Если станет двадцать пять —
Будем снова Смольный брать!
 
 
Ну, а если станет больше —
То устроим то, что в Польше!
 
   Обещание устроить родной партии «то, что в Польше», как видимо, звучало нешуточной угрозой. Поскольку в градации ответных действий находится выше, нежели даже «взятие Смольного».
   Как понимаю я теперь взрослым взглядом человека, прошедшего через все это у себя на родине, тогдашняя Польша находилась примерно в том же состоянии, как сегодняшняя Россия.
   В середине восьмидесятых СССР голодал; в Уфе много лет не видели мяса в магазинах, да и Ленинград оскудел в сравнении с первыми годами моей учебы.
   Однако все-таки российские дети не попрошайничали на дорогах, старики не рылись по помойкам в поисках пищи, а из вокзальных туалетов не выносили умерших своей смертью бомжей.

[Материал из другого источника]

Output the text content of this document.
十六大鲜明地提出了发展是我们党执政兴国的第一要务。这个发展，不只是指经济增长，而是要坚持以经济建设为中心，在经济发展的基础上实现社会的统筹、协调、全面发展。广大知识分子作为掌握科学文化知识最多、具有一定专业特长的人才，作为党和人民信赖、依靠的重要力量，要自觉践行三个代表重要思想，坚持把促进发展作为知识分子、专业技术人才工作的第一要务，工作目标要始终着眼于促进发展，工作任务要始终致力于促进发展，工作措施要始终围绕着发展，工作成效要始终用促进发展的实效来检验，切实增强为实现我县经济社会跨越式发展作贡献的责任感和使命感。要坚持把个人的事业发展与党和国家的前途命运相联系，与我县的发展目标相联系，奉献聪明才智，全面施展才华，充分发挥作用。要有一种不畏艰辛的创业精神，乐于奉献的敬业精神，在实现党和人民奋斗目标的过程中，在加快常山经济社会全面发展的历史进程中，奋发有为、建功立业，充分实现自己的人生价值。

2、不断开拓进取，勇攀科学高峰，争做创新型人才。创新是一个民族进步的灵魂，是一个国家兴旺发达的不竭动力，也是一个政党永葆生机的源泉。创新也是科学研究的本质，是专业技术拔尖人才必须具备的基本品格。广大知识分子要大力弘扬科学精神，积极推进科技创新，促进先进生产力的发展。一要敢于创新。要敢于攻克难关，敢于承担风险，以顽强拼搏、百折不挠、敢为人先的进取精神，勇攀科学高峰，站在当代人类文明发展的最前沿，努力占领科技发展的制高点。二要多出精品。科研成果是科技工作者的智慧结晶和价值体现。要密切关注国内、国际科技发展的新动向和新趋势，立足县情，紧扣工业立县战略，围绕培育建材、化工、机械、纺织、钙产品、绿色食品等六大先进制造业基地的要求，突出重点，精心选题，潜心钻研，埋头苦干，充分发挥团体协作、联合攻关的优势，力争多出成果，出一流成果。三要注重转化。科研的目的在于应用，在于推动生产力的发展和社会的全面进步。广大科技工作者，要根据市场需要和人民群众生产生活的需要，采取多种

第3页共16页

То есть тогда падение страны еще не дошло до той ужасной черты, на которой мы лежим сейчас.
   А в Польше уже в те годы было именно так.
   Потому что едва поезд отъехал от границы на некоторое расстояние, как снаружи возникли какие-то оборванные дети.
   Я инстинктивно отпрянул от окна, ожидая града камней: что-что, а железнодорожное хулиганство в СССР всегда оставалось на должной высоте.
   Но как оказалось, дети собрались не за этим.
   По тому, как они бросились за яблочным огрызком, я понял, что они просят милостыню.
   Специально сбегаются к заграничному поезду, везущему сквозь умирающую Польшу богатых иностранцев и ждут, чтобы им бросили денег.
   Зрелище побирающихся детей – ставшее сегодня обыденным на любом большом уфимском перекрестке – тогда произвело на меня тяжелое впечатление.
   И я постарался поскорее его забыть. Ведь я не мог представить, что скоро и у нас станет так же. И даже хуже.
   А Польша била по глазам каждой своей черточкой, удивительной для СССР.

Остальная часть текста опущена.